Der Anspruch von Mietern auf die Installation sogenannter Balkonkraftwerke wird durch erste erfolgreiche Klagen konkretisiert. Anfang Januar 2026 teilte die Deutsche Umwelthilfe mit, dass das größte deutsche Wohnungsunternehmen Vonovia nach einer Klage eines Mieters die Installation eines Steckersolargeräts vorbehaltlos genehmigt hat. Bereits im Dezember 2025 hatte zudem das Amtsgericht Hamburg-Wandsbek einem Mieter Recht gegeben, der seinen Vermieter auf Zustimmung verklagt hatte.
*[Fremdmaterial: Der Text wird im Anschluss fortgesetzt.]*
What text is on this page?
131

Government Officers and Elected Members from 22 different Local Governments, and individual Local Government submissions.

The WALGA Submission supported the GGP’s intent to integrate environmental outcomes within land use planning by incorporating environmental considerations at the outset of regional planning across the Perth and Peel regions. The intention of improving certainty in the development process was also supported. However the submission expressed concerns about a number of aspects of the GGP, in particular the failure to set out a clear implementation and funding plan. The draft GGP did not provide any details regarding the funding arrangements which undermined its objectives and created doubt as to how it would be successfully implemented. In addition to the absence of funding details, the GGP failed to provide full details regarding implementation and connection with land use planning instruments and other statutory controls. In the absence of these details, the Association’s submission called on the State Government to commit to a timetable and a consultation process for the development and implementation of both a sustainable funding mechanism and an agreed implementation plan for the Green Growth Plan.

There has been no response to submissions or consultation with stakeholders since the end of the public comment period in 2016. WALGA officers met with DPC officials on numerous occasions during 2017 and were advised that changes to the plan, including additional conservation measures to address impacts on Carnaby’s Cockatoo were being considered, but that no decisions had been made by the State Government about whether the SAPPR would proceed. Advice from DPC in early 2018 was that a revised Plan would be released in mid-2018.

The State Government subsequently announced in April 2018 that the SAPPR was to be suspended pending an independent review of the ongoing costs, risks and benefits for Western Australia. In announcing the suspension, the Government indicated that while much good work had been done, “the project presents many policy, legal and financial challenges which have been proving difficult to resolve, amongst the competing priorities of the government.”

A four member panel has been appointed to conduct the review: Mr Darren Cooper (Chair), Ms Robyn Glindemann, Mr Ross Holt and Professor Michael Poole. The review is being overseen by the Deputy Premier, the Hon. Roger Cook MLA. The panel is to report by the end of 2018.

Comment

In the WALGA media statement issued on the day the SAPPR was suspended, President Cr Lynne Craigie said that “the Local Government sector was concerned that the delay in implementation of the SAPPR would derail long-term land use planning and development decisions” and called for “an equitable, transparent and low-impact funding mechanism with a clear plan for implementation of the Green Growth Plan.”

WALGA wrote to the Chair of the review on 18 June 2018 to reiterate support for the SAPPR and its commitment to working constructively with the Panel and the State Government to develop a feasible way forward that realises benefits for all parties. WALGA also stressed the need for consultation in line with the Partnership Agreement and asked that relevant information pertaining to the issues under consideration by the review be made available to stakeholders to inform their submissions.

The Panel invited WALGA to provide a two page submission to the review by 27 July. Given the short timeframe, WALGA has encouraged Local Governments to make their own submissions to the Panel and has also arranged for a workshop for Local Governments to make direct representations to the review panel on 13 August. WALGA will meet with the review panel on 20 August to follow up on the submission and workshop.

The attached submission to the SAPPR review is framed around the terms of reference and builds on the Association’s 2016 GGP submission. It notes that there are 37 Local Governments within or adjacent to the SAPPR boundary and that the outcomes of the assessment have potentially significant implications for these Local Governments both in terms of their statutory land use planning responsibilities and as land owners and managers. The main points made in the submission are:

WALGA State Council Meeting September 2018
Im Fall Vonovia ging es um umfangreiche Auflagen, die der Konzern vor der Installation verlangt hatte, darunter Windlastberechnungen, statische Nachweise und die Anwendung spezieller Normen für Vertikalverglasung. Nach Einschätzung des Gerichts waren diese Anforderungen nicht mit dem gesetzlichen Anspruch vereinbar. Die Klage erledigte sich zugunsten des Mieters, die Kosten trug das Unternehmen. Die Deutsche Umwelthilfe fordert nun, die Gestattungsvereinbarungen grundsätzlich zu überarbeiten, um Rechtssicherheit für Mieter zu schaffen.

Besonders praxisrelevant ist das Urteil des Amtsgerichts Hamburg-Wandsbek vom 2. Dezember 2025 (Az. 714 C 160/25). Das Gericht stellte klar, dass Vermieter der vorübergehenden Installation eines Balkonkraftwerks zustimmen müssen und erlaubte ausdrücklich den Anschluss des Wechselrichters über eine Schutzkontaktsteckdose. Grundlage ist die neue VDE-Norm für Steckersolargeräte, die seit dem 1. Dezember 2025 gilt. Eine pauschale Verweigerung unter Verweis auf Haftungsrisiken sei unzulässig und verstoße gegen den gesetzlichen Anspruch aus § 554 BGB, der im Oktober 2024 in Kraft getreten ist.

Gleichzeitig ziehen die Gerichte klare Grenzen: Bestimmte Auflagen bleiben zulässig. Mieter müssen unter anderem eine private Haftpflichtversicherung nachweisen, normkonforme Komponenten verwenden, eine fachgerechte Installation sicherstellen, das Gerät bei der Bundesnetzagentur anmelden und sich zum Rückbau beim Auszug verpflichten. Darüber hinausgehende Anforderungen gelten als unzumutbar und rechtfertigen keine Ablehnung.

Auch wenn das Hamburger Urteil noch nicht rechtskräftig ist, zeichnet sich eine klare Linie ab. Der Anspruch auf Balkonkraftwerke ist kein bloßes Gesetz auf dem Papier mehr, sondern wird zunehmend gerichtlich durchgesetzt. Für Vermieter bedeutet das, ihre internen Vorgaben und Vertragsmuster zeitnah an die neue Rechtslage anzupassen.